Assim, é necessário compreender o desejo. Temos de compreender o desejo, e não de “viver sem desejo”. Se se mata o desejo, fica-se paralisado. Quando olhamos aquele pôr do sol à nossa frente, o próprio ato de olhar é um encantamento, se somos realmente sensíveis. Isso também é desejo — o encantamento. E se não somos capazes de ver o pôr do sol e de nos encantarmos com ele, não somos sensíveis. Se vemos um homem rico num belo automóvel e não somos capazes de gostar de ver isso — não porque desejamos tal coisa, mas simplesmente por vermos alguém a guiar um belo carro — ou se, ao vermos um pobre ser humano, sujo, andrajoso, inculto, desesperado, não sentimos uma pena imensa, afeição, amor, não somos sensíveis. Como podemos então encontrar a Realidade se não temos essa sensibilidade, esse sentir profundo?

Temos, assim, de compreender o desejo. E para compreender cada incitamento do desejo, temos de ter espaço, e de não tentar preencher esse espaço com os nossos pensamentos ou lembranças, ou com a preocupação de como satisfazer ou destruir esse desejo. Dessa compreensão nasce, então, o amor. Geralmente, não temos amor, não sabemos o que ele significa.

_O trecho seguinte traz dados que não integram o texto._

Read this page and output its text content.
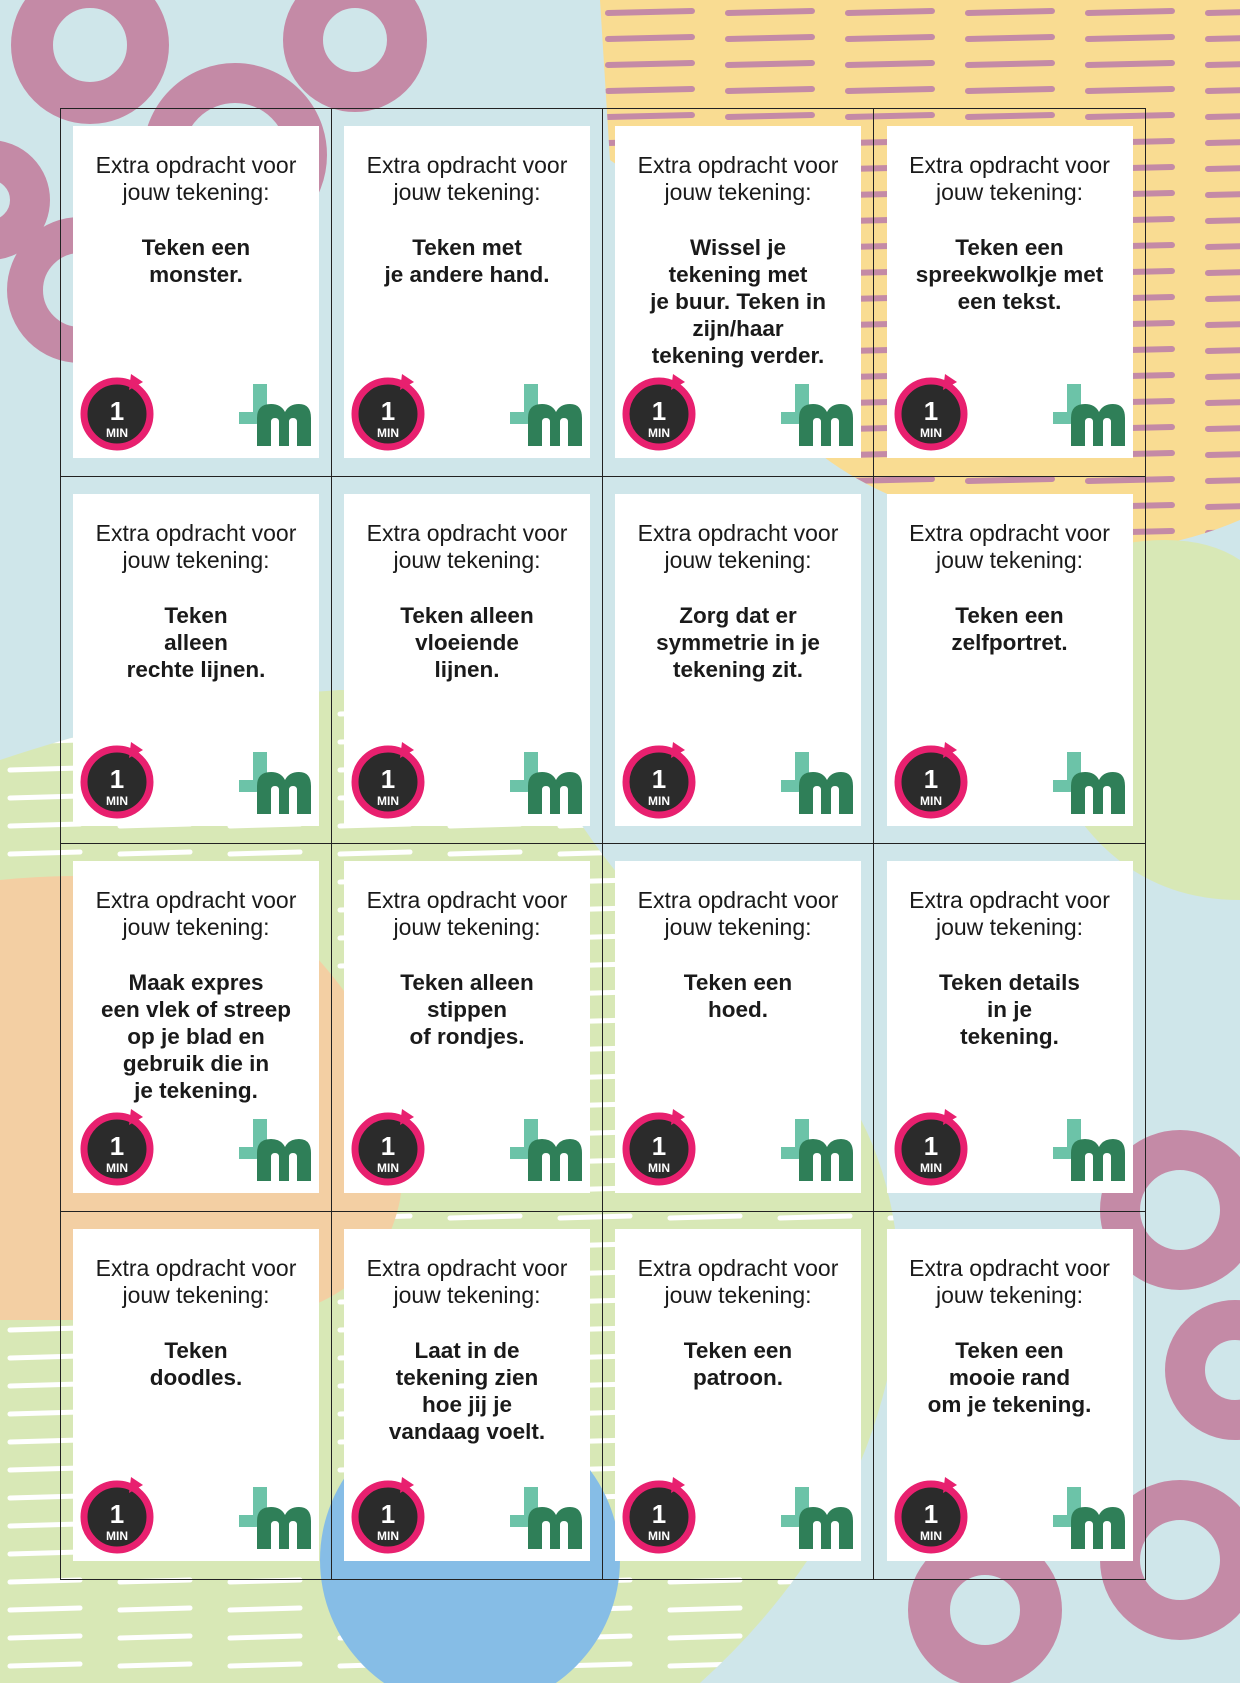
Extra opdracht voor
jouw tekening:
Teken een
monster.
1
MIN
Extra opdracht voor
jouw tekening:
Teken met
je andere hand.
1
MIN
Extra opdracht voor
jouw tekening:
Wissel je
tekening met
je buur. Teken in
zijn/haar
tekening verder.
1
MIN
Extra opdracht voor
jouw tekening:
Teken een
spreekwolkje met
een tekst.
1
MIN
Extra opdracht voor
jouw tekening:
Teken
alleen
rechte lijnen.
1
MIN
Extra opdracht voor
jouw tekening:
Teken alleen
vloeiende
lijnen.
1
MIN
Extra opdracht voor
jouw tekening:
Zorg dat er
symmetrie in je
tekening zit.
1
MIN
Extra opdracht voor
jouw tekening:
Teken een
zelfportret.
1
MIN
Extra opdracht voor
jouw tekening:
Maak expres
een vlek of streep
op je blad en
gebruik die in
je tekening.
1
MIN
Extra opdracht voor
jouw tekening:
Teken alleen
stippen
of rondjes.
1
MIN
Extra opdracht voor
jouw tekening:
Teken een
hoed.
1
MIN
Extra opdracht voor
jouw tekening:
Teken details
in je
tekening.
1
MIN
Extra opdracht voor
jouw tekening:
Teken
doodles.
1
MIN
Extra opdracht voor
jouw tekening:
Laat in de
tekening zien
hoe jij je
vandaag voelt.
1
MIN
Extra opdracht voor
jouw tekening:
Teken een
patroon.
1
MIN
Extra opdracht voor
jouw tekening:
Teken een
mooie rand
om je tekening.
1
MIN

Conhecemos o prazer, conhecemos a dor. Conhecemos a inconsistência do prazer e, provavelmente, a continuidade da dor. E conhecemos o prazer sexual e também o prazer de alcançar fama, posição, prestígio, e o prazer de exercer um enorme domínio sobre o próprio corpo, como os ascetas, de manter um “Record”... — conhecemos todas estas coisas. Falamos interminavelmente acerca do amor; mas não sabemos o que ele significa, porque não compreendemos o desejo, que é o começo do amor.

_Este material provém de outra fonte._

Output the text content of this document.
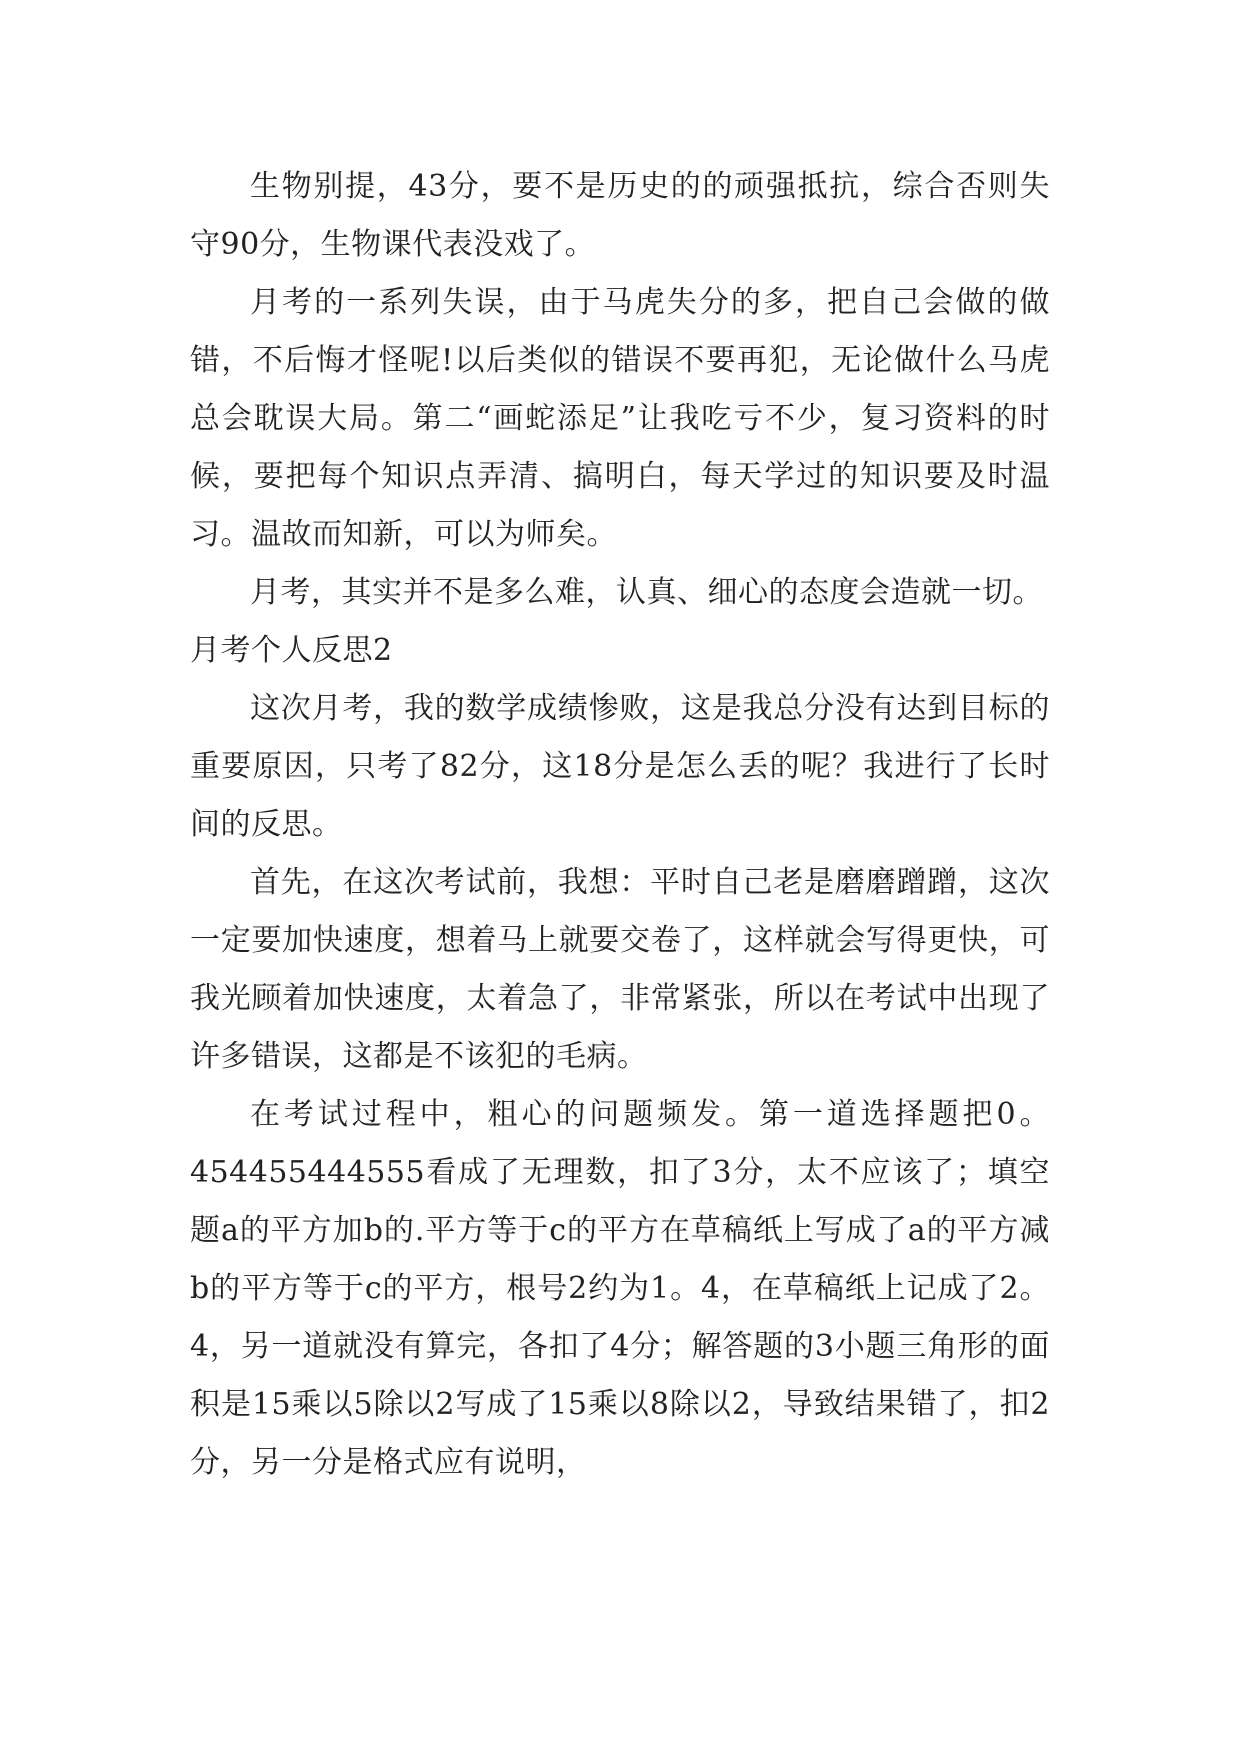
生物别提，43分，要不是历史的的顽强抵抗，综合否则失守90分，生物课代表没戏了。

月考的一系列失误，由于马虎失分的多，把自己会做的做错，不后悔才怪呢!以后类似的错误不要再犯，无论做什么马虎总会耽误大局。第二“画蛇添足”让我吃亏不少，复习资料的时候，要把每个知识点弄清、搞明白，每天学过的知识要及时温习。温故而知新，可以为师矣。

月考，其实并不是多么难，认真、细心的态度会造就一切。

月考个人反思2

这次月考，我的数学成绩惨败，这是我总分没有达到目标的重要原因，只考了82分，这18分是怎么丢的呢？我进行了长时间的反思。

首先，在这次考试前，我想：平时自己老是磨磨蹭蹭，这次一定要加快速度，想着马上就要交卷了，这样就会写得更快，可我光顾着加快速度，太着急了，非常紧张，所以在考试中出现了许多错误，这都是不该犯的毛病。

在考试过程中，粗心的问题频发。第一道选择题把0。454455444555看成了无理数，扣了3分，太不应该了；填空题a的平方加b的.平方等于c的平方在草稿纸上写成了a的平方减b的平方等于c的平方，根号2约为1。4，在草稿纸上记成了2。4，另一道就没有算完，各扣了4分；解答题的3小题三角形的面积是15乘以5除以2写成了15乘以8除以2，导致结果错了，扣2分，另一分是格式应有说明，
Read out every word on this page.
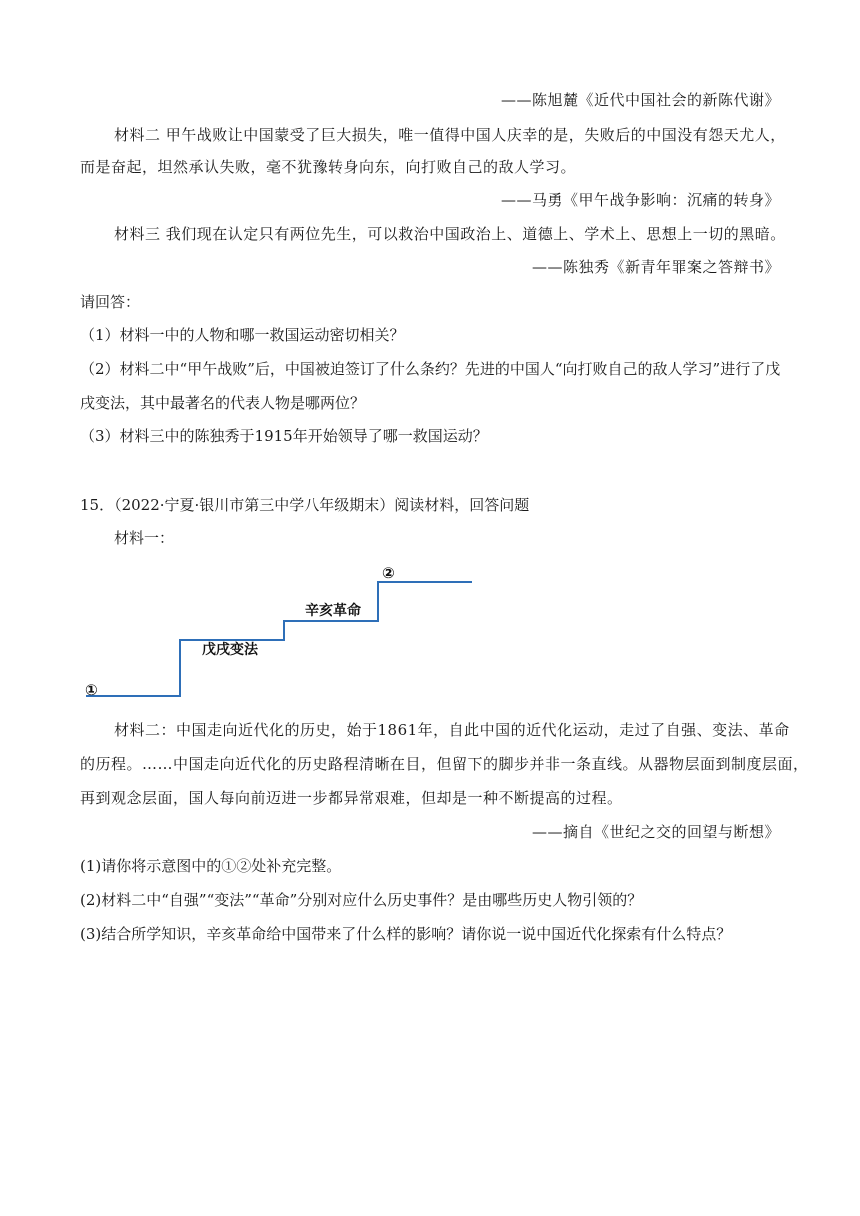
——陈旭麓《近代中国社会的新陈代谢》
材料二 甲午战败让中国蒙受了巨大损失，唯一值得中国人庆幸的是，失败后的中国没有怨天尤人，
而是奋起，坦然承认失败，毫不犹豫转身向东，向打败自己的敌人学习。
——马勇《甲午战争影响：沉痛的转身》
材料三 我们现在认定只有两位先生，可以救治中国政治上、道德上、学术上、思想上一切的黑暗。
——陈独秀《新青年罪案之答辩书》
请回答：
（1）材料一中的人物和哪一救国运动密切相关？
（2）材料二中“甲午战败”后，中国被迫签订了什么条约？先进的中国人“向打败自己的敌人学习”进行了戊
戌变法，其中最著名的代表人物是哪两位？
（3）材料三中的陈独秀于1915年开始领导了哪一救国运动？
15．（2022·宁夏·银川市第三中学八年级期末）阅读材料，回答问题
材料一：
①
戊戌变法
辛亥革命
②
材料二：中国走向近代化的历史，始于1861年，自此中国的近代化运动，走过了自强、变法、革命
的历程。……中国走向近代化的历史路程清晰在目，但留下的脚步并非一条直线。从器物层面到制度层面，
再到观念层面，国人每向前迈进一步都异常艰难，但却是一种不断提高的过程。
——摘自《世纪之交的回望与断想》
(1)请你将示意图中的①②处补充完整。
(2)材料二中“自强”“变法”“革命”分别对应什么历史事件？是由哪些历史人物引领的？
(3)结合所学知识，辛亥革命给中国带来了什么样的影响？请你说一说中国近代化探索有什么特点？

Sem amor não há verdadeira moralidade; o que há é ajustamento a um padrão, social ou supostamente religioso. Sem amor não há virtude, integridade. O amor é espontâneo, real, vivo. E a bondade não é uma coisa que se possa criar pelo exercício constante; é espontânea, como o amor. A virtude não é uma lembrança de acordo com a qual funcionamos como ser humano “virtuoso”. Se não temos amor, não somos bondosos. Podemos frequentar templos, levar uma vida familiar extremamente respeitável, seguir as regras da moral social, mas não somos bondosos. O nosso coração é estéril, vazio, está embotado, entorpecido, por não compreendermos o desejo. A vida, portanto, torna-se um constante campo de batalha e o esforço só termina com a morte. Só termina com a morte, porque só sabemos viver com esforço.

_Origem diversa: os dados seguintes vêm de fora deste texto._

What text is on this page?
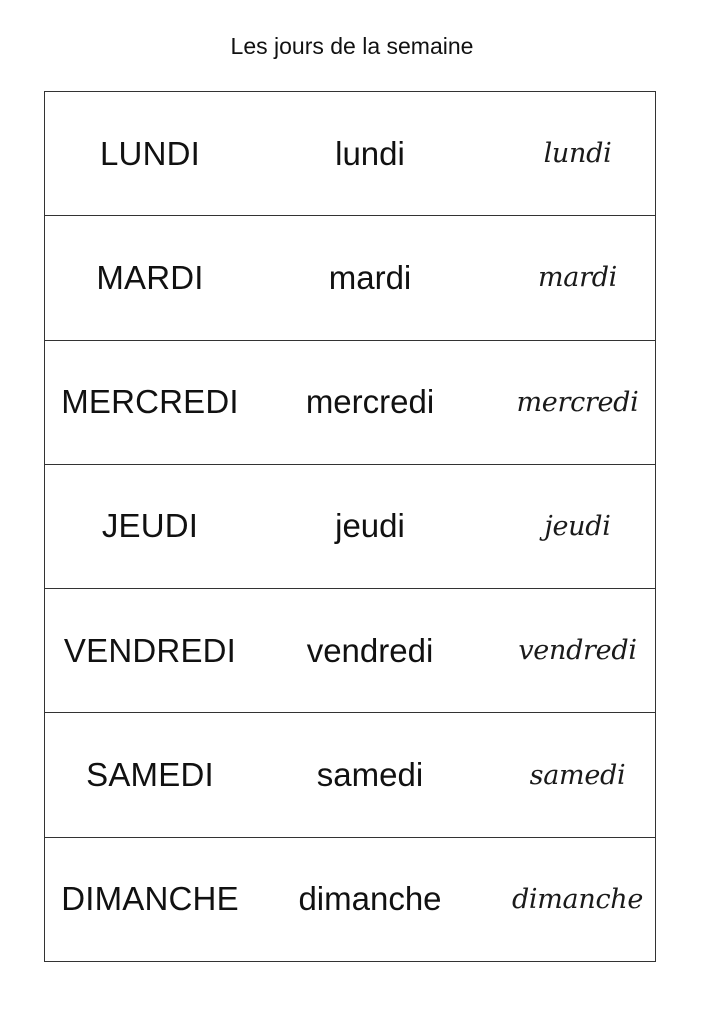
Les jours de la semaine
LUNDI	lundi	lundi
MARDI	mardi	mardi
MERCREDI	mercredi	mercredi
JEUDI	jeudi	jeudi
VENDREDI	vendredi	vendredi
SAMEDI	samedi	samedi
DIMANCHE	dimanche	dimanche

Assim, para compreender o desejo precisamos de compreender, de escutar, cada movimento da mente e do coração, cada alteração, cada mudança do pensamento e do sentir, precisamos de observar o desejo, de nos tornarmos sensíveis, despertos a ele. Não podemos tornar-nos sensíveis ao desejo se o condenarmos ou se o compararmos. Temos de estar muito atentos ao desejo, porque ele nos dará uma compreensão imensa. E dessa compreensão nasce a sensibilidade. Somos então sensíveis — e não só fisicamente sensíveis — à beleza, à sujidade, às estrelas, ao sorriso ou às lágrimas, e sensíveis também a todos os murmúrios, a todos os sussurros que nos povoam a mente, aos nossos secretos medos e esperanças.

E desse escutar, desse observar, vem a paixão, esta paixão igual ao amor. Só neste estado se é capaz de cooperar. E, porque se é capaz de cooperar, também só neste estado se pode saber quando não se deve cooperar. Assim com esta profunda compreensão e vigilância, a mente torna-se eficiente, lúcida, cheia de vitalidade e de vigor; e só uma mente assim pode viajar para muito longe.